Percakapan selalu diawali sesuatu, bisa peristiwa, berita terbaru, karena seseorang mencetuskan pikirannya, bisa pula karena kabar terkait salah satu tetangga. Apa pun bisa jadi percakapan. Yang membedakan adalah cara orang per orang menjadikan hal-hal itu sebagai percakapan.
Biasanya, orang-orang pintar membicarakan hal-hal esensial, yang penting, dan malas membicarakan hal-hal remeh yang tidak penting.
Sebaliknya, orang-orang bodoh senang membicarakan hal-hal remeh yang tidak penting, karena mereka tidak mampu membicarakan hal-hal penting.
Contoh. Ada orang suka menyalakan lampu depan rumahnya pada sore hari, bukan setelah malam. Alasannya sepele, karena ia sering lupa menyalakan lampu depan rumah kalau malam. Jadi ia sengaja menyalakannya sore hari, bersamaan saat menyalakan lampu ruang tamu, agar tidak kelupaan.
Itu hal sepele, dan orang-orang pintar biasanya malas membicarakan hal-hal remeh seperti itu.
Bagi orang pintar, kamu mau menyalakan lampu depan rumahmu pada sore hari atau malam hari, bodo amat! Wong itu lampu rumahmu sendiri, dan kamu sendiri pula yang bayar listriknya!
Tapi orang bodoh tertarik membicarakan hal remeh temeh seperti itu. Dengan kadar otaknya yang minim, mereka bisa saja membuat “teori” kenapa orang menyalakan lampu depan rumahnya sore hari. Lalu menyimpulkan, misalnya, “Ooh, mungkin karena dia ingin dianggap tidak di rumah.”
Apakah itu terdengar konyol? Jelas! Tapi orang bodoh tidak sadar kalau itu konyol. Sebaliknya, mereka merasa dirinya pintar, karena bisa menemukan “teori konyol” itu.
Contoh lain. Ada orang yang seharian tidak keluar rumah, karena sangat sibuk, dan baru keluar saat larut malam.
Dia baru keluar rumah saat larut malam, karena mencari makan, setelah seharian mengurusi kesibukannya, hingga tidak ingat makan.
Itu hal remeh, kan?
Tapi orang bodoh senang mengurusi hal remeh. Karena melihat tetangganya baru keluar larut malam, dia pun menyusun “teori-teori”.
Menurut “teori” si orang bodoh, tetangganya seharian tidak keluar rumah, dan baru keluar setelah larut malam, karena ingin dikira sedang pergi.
“Mungkin dia takut didatangi orang yang akan menagih utang,” pikirnya. Dia merasa hebat dengan teori itu, padahal salah, juga konyol!
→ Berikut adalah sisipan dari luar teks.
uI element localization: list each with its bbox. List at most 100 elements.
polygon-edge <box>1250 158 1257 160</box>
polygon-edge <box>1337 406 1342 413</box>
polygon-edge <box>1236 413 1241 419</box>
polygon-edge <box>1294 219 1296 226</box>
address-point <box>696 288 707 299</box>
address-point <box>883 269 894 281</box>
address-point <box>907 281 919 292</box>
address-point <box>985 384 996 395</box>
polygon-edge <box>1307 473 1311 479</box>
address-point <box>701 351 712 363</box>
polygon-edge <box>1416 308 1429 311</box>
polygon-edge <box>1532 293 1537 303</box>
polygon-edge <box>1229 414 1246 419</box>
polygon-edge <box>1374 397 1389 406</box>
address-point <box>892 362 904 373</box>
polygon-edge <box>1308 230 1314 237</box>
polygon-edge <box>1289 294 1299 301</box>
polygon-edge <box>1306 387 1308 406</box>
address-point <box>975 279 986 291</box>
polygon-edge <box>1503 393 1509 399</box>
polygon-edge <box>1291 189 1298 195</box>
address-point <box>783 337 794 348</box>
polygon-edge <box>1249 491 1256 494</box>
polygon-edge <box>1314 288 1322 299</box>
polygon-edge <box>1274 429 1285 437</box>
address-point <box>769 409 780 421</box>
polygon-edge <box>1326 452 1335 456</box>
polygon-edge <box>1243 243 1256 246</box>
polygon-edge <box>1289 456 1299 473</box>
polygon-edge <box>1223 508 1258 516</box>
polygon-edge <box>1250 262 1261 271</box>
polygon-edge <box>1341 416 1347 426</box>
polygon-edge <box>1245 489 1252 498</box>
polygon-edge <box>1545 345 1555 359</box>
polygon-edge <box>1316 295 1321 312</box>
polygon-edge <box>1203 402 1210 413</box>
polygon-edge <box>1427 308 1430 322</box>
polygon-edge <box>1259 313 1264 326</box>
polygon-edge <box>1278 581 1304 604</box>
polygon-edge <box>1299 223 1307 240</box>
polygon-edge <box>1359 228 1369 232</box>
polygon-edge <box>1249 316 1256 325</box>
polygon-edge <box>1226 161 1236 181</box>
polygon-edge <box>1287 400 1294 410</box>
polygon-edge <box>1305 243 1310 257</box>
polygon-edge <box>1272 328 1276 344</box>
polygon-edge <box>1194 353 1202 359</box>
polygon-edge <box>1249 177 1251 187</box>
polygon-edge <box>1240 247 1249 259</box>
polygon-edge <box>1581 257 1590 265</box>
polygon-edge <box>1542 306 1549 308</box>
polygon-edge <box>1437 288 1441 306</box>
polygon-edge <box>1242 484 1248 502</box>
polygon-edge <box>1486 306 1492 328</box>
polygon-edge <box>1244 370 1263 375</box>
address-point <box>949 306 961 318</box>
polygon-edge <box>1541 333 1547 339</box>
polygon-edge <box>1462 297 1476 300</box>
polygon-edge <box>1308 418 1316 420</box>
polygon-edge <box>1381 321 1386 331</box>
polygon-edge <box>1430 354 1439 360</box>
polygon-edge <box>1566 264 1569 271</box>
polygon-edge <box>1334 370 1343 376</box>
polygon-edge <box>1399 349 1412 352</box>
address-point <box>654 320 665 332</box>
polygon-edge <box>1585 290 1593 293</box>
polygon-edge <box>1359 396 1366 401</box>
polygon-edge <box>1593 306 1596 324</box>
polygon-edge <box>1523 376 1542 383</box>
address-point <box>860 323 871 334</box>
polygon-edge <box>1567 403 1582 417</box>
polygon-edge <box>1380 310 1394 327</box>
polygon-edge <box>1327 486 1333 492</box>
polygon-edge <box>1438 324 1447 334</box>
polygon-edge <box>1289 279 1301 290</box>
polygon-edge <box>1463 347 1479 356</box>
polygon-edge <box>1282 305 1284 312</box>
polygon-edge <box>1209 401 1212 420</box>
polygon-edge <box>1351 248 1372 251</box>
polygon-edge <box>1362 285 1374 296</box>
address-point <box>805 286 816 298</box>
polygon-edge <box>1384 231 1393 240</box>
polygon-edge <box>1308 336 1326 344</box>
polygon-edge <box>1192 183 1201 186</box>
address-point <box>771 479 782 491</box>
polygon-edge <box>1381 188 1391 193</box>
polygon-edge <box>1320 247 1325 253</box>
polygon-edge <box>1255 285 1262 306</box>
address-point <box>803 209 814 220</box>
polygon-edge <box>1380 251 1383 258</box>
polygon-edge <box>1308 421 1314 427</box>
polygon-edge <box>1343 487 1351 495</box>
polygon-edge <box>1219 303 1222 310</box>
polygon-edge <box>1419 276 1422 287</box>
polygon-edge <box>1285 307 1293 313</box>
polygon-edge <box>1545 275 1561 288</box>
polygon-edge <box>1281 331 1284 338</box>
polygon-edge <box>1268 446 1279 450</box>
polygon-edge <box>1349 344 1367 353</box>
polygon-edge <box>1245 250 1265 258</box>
Contoh lain lagi. Ada orang yang setiap hari sampai malam biasa membuka jendela kamarnya, dan jendela yang terbuka itu bisa terlihat dari depan rumah.
Suatu waktu, orang itu menutup jendela kamarnya, karena nyamuk sangat banyak, atau karena cuaca dingin. Itu hal remeh, kan?
Tetapi, sekali lagi, orang bodoh suka memikirkan dan membicarakan hal-hal remeh. Hanya karena melihat jendela tertutup—padahal biasanya terbuka—dia pun menyusun “teori-teori”. Dan sama seperti sebelum-sebelumnya, “teori”-nya juga salah total, tapi dia merasa dirinya pintar!
Orang bodoh yang sadar dirinya bodoh itu baik, karena dari kesadaran itu dia bisa belajar, dan memperbaiki diri.
Yang bermasalah adalah orang bodoh yang merasa dirinya pintar, hingga tidak mau belajar, bahkan koar-koar bangga tentang “teori-teori” bikinannya ke orang-orang lain.
Sering kali, masalah sosial diawali hal-hal semacam ini, ketika ada orang bodoh merasa dirinya pintar, lalu menyusun “teori goblok” yang ia anggap hebat, lalu “mendiskusikan teori goblok” bikinannya ke orang-orang lain.
Inilah awal mula sesuatu yang disebut ghibah.
Selalu ingat hal penting ini:
Orang pintar membicarakan ide, wawasan, atau perspektif mereka.
Orang biasa membicarakan berita atau peristiwa.
Sementara orang bodoh suka ber-ghibah, membicarakan orang lain, dengan tujuan menjelek-jelekkan.
*) Ditranskrip dari timeline @noffet, 16 Desember 2022.